I read the results of a recent survey on Computerworld (a website I frequently visit), which asked IT executives which kind of IT professionals they plan to hire in the next 12 months. The results that came in were:

1 – Programming and Application Development – 60%
2 – Project Management – 40%
3 – Help Desk/Technical Support – 35%
4 – Security – 27%
5 – Business Intelligence/Analytics – 26%
6 – Cloud/SaaS – 25%
7 – Virtualization – 24%
8 – Networking – 19%
9 – Mobile Applications and Device Management – 19%
10 – Data Center – 16%

 

The percentages represent the percentage of respondents that were planning on hiring that kind of IT professional in the next 12 months. I found a few interesting things in these survey results.
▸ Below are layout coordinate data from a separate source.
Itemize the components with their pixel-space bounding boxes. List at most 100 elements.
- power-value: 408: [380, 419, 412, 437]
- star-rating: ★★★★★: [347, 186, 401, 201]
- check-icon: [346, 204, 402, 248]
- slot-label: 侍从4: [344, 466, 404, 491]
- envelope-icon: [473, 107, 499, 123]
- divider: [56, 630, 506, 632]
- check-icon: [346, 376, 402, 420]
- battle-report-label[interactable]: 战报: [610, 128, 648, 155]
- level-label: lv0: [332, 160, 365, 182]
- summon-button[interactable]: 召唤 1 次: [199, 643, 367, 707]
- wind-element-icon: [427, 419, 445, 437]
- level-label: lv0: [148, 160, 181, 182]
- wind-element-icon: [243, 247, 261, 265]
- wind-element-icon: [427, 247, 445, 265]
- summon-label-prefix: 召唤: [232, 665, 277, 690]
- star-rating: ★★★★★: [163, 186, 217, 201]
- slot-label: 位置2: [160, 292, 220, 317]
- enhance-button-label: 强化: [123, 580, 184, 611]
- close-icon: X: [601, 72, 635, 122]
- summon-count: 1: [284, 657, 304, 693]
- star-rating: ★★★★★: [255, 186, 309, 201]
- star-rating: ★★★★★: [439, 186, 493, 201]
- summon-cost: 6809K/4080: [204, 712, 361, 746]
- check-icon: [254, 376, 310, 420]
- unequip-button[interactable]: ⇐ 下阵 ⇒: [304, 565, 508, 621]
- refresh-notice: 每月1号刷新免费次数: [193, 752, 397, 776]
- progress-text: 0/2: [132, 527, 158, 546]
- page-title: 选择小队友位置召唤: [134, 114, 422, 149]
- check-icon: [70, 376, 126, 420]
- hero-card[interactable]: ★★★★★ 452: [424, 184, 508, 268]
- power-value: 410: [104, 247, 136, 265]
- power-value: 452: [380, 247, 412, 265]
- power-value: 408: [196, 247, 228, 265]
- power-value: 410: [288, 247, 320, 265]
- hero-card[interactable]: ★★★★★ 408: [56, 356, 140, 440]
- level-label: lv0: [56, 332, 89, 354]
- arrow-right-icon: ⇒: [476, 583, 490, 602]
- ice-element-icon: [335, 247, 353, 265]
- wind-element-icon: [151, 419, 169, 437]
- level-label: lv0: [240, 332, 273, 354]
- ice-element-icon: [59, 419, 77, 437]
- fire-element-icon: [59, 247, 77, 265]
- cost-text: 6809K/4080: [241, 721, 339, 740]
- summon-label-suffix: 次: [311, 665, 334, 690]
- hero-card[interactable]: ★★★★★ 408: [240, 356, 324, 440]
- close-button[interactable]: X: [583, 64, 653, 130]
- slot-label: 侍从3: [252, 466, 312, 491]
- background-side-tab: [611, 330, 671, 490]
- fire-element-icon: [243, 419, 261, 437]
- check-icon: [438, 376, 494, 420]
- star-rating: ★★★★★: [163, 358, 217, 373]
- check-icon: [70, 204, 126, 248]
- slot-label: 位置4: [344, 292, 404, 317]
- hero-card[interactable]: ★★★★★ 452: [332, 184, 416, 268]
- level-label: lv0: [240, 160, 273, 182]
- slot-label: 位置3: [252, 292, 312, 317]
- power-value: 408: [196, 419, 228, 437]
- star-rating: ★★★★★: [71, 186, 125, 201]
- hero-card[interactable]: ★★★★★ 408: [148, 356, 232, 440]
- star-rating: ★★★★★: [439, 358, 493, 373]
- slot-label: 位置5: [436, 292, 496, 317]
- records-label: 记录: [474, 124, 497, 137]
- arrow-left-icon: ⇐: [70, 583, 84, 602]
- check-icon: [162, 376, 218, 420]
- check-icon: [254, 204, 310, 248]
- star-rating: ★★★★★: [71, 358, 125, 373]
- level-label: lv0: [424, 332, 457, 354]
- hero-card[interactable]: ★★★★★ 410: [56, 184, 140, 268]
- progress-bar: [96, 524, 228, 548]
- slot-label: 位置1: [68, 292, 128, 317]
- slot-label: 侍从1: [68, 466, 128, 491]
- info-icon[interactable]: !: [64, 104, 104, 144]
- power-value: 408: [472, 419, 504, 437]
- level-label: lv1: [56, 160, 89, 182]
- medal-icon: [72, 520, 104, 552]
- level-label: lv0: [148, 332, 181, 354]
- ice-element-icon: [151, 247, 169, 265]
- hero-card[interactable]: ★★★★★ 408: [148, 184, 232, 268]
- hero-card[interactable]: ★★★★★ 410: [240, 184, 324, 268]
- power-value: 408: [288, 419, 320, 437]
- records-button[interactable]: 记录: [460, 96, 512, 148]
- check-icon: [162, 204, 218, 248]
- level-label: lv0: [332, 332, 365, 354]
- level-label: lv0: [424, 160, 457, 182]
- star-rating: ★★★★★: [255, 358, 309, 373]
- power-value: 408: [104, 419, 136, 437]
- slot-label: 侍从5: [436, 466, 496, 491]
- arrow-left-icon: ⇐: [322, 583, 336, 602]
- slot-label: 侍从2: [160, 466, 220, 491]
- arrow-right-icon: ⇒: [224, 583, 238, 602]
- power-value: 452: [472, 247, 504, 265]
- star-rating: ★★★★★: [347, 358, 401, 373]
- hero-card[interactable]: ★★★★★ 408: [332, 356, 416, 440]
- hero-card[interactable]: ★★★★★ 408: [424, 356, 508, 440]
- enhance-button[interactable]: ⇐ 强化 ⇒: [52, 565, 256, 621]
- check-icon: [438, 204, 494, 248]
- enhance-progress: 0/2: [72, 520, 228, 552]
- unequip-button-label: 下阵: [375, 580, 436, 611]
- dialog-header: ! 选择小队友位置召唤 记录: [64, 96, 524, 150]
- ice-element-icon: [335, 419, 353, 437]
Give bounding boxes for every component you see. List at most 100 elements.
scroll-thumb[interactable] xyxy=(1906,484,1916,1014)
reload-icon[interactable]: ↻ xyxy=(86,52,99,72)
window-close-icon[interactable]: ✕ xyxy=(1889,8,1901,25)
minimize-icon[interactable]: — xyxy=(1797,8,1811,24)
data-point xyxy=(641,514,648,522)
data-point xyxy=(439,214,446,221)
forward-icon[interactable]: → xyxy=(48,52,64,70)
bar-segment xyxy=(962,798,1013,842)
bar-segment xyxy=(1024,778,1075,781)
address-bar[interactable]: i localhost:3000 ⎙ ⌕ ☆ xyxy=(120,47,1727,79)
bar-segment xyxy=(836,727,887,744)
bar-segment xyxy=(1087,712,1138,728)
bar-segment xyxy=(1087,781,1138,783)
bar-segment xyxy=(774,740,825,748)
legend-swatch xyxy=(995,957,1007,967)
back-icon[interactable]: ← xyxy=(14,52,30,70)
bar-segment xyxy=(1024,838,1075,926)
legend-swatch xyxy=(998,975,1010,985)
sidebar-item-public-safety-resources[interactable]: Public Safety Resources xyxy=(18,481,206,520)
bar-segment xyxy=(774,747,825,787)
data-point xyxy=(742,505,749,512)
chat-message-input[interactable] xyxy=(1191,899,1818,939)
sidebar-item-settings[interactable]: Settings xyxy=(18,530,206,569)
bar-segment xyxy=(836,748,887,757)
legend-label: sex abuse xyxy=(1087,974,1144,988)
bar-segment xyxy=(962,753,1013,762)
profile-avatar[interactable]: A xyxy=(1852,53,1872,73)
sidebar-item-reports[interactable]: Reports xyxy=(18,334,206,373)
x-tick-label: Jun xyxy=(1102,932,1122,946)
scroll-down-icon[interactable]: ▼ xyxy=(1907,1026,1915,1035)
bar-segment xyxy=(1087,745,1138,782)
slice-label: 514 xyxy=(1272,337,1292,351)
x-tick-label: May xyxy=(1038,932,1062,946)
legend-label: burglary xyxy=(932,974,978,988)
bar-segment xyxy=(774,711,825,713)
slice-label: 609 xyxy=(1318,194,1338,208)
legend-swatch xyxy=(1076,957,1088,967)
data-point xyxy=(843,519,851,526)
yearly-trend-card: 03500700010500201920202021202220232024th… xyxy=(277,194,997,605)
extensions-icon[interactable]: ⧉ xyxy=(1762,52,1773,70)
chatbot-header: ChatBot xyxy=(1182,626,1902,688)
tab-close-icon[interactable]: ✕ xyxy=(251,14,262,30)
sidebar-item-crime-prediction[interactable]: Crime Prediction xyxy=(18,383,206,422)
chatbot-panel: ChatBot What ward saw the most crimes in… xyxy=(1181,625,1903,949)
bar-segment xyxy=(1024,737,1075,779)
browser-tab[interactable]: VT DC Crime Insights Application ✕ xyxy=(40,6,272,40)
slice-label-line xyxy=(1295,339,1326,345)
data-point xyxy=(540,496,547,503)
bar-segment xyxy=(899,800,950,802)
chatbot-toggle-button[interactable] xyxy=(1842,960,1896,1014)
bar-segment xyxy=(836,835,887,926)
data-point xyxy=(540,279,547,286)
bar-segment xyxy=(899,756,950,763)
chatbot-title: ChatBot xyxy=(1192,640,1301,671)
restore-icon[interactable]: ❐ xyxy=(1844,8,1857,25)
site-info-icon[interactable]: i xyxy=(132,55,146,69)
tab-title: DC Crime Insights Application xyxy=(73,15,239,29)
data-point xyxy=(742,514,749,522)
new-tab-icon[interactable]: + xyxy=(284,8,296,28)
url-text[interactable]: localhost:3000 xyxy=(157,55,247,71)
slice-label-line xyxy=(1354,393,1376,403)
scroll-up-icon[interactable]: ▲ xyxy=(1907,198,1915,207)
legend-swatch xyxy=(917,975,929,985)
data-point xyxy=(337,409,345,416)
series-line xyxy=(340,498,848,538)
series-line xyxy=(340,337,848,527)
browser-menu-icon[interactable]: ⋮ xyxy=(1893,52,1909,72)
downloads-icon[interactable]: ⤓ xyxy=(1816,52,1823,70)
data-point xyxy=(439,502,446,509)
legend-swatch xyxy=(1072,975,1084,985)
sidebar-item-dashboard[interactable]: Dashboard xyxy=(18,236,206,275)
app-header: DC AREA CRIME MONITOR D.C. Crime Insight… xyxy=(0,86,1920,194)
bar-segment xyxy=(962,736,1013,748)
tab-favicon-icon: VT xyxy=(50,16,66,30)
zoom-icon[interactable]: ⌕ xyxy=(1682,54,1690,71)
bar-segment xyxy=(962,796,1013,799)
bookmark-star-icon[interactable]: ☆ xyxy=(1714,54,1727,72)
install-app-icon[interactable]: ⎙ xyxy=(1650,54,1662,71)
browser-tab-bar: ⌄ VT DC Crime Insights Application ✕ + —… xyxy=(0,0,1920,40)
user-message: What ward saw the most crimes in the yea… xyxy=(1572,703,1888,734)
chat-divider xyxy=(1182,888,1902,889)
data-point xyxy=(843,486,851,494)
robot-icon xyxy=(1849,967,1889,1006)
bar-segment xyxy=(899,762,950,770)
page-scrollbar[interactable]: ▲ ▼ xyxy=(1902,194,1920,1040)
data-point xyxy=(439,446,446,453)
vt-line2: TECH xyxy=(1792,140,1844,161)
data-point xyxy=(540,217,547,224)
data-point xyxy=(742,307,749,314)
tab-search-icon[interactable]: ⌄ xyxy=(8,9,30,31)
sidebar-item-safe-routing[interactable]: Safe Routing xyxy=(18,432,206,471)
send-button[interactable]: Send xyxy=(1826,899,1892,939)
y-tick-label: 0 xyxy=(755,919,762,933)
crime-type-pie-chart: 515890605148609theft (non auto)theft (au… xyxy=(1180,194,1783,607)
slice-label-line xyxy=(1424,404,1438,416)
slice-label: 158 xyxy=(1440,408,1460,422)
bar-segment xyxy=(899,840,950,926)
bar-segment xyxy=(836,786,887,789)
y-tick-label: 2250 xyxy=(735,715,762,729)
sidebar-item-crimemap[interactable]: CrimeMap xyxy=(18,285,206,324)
Application Development Is A Clear Standout

From the survey results, it seems that programming and application development is the clear #1 skill that will be in demand in the next 12 months. This suggests that companies are planing to begin projects that require software development, either in a support role or development stage. I come from a development background, so may be a bit biased, but I think this is a good thing – software projects do wonderful things for companies.

Skills Are Not Technology-Dependent

The skills mentioned in the survey results are not technology-dependent. This means that programming is not broken down into languages or platforms, and networking is not broken down into technologies or areas.

This is not necessarily a bad thing. Perhaps the respondents to this survey didn’t know or didn’t care about the technologies. IT executives were the ones who responded to the survey, so they may only know that they need developers and don’t care about the language.

Sourcing Of Staff Is Not Discussed

A hot topic in the IT industry at the moment is the idea of outsourcing IT work to other countries, or even sourcing staff from other countries using work visas. The survey doesn’t really mention this, but the idea is that some roles in the IT industry are commonly outsourced to other countries which generally charge at lower rates.

Skills such as help desk, support, and software development can be outsourced as they don’t need the face-to-face contact that other roles such as project management requires.

In conclusion, this survey is a helpful survey in getting an understanding of the job market, but isn’t detailed enough to help me make any decisions. Personally, I’m looking to move my career into project management, which is on this list, but it doesn’t really affect my choice.